Ma fin dall’antichità i nostri
monachesimi hanno insegnato che la preghiera interiore non basta: deve essere
accompagnata da un impegno nel mondo. Ora et labora, prega e fatica,
l’esortazione al monaco che si trova nella regola dei Benedettini risalente all’alto
Medioevo, significa appunto questo. Legare la ricchezza interiore alla vita
del mondo per cambiarlo: questa la grande
sfida dei cristianesimi. A lungo però questo aspetto è stato trascurato nella
formazione religiosa dei più, concentrandosi sulle prospettive dell’oltretomba.

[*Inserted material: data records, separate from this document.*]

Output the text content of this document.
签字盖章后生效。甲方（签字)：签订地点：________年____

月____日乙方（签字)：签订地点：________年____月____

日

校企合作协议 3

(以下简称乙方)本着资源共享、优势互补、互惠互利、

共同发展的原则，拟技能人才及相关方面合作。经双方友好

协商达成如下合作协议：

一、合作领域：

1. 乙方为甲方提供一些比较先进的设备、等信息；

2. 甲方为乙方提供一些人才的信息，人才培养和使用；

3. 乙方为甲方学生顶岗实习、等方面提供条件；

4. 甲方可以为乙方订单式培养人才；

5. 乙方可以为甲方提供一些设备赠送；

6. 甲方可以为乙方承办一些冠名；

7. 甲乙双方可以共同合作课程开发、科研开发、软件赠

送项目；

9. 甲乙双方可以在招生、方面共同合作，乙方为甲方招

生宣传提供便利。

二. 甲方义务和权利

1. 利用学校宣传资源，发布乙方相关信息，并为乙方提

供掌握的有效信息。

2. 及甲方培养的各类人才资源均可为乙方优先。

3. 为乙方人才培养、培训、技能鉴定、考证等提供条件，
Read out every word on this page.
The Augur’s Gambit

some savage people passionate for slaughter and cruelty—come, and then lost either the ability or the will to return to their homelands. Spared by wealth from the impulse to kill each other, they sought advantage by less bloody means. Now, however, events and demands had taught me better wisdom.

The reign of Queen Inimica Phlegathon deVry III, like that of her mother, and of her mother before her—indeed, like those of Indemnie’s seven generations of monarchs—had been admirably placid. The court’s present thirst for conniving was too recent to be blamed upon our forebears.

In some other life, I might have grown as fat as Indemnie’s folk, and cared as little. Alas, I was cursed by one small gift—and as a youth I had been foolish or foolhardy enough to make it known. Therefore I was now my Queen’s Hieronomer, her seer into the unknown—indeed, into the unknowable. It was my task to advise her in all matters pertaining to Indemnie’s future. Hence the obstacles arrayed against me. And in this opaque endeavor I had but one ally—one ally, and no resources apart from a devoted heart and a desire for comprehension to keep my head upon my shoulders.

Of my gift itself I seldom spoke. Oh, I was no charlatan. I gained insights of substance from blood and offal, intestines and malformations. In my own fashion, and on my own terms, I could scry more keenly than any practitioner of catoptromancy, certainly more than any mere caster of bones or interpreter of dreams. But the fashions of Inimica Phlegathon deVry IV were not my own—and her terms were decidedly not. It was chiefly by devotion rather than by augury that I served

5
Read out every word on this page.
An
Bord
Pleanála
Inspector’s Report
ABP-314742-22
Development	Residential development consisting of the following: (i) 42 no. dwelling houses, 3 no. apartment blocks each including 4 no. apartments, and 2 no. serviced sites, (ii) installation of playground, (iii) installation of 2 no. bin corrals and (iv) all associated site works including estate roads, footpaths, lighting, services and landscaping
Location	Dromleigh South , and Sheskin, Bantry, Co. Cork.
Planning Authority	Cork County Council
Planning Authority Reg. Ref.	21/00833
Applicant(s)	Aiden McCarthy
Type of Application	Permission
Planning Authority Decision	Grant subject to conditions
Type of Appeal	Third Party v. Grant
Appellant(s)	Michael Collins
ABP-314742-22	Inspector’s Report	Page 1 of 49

E vi è chi critica il corso attuale della nostra religiosità ecclesiale sostenendo
che ci si dovrebbe tornare a concentrare
solo su quello. Probabilmente ci deve entrare l’uno e l’altro. Se prendiamo
come riferimento l’esempio del Maestro, vediamo che non fu certamente solo un
contemplativo e che la spiritualità che propose significava anche solidarietà,
misericordia, compassione e conforto, era quindi una spiritualità fattiva. Certamente
aveva anche una prospettiva nell’aldilà. Ma senza lasciare nell’al di qua le come
stanno.
La sinodalità come la si sta riorganizzando significa anche produrre cambiamenti. La Chiesa sinodale è una struttura sociale che ammette il cambiamento e lo asseconda cordialmente, componendo i conflitti che potrebbero derivarne. I cambiamenti caratterizzano costantemente la vita dell’umanità e questo rientra nella
nostra natura di organismi. L’evoluzione delle culture segue quella dell’umanità
che le sostiene. Ciò che non evolve diventa inutile e viene abbandonato. Accade
anche nelle esperienze religiose. E’ un processo del quale nessuna singola persona
può pensare di vedere la fine: infatti la supera. E’ qui che una ricca interiorità con una prospettiva soprannaturale aiuta a orientarsi e conforta.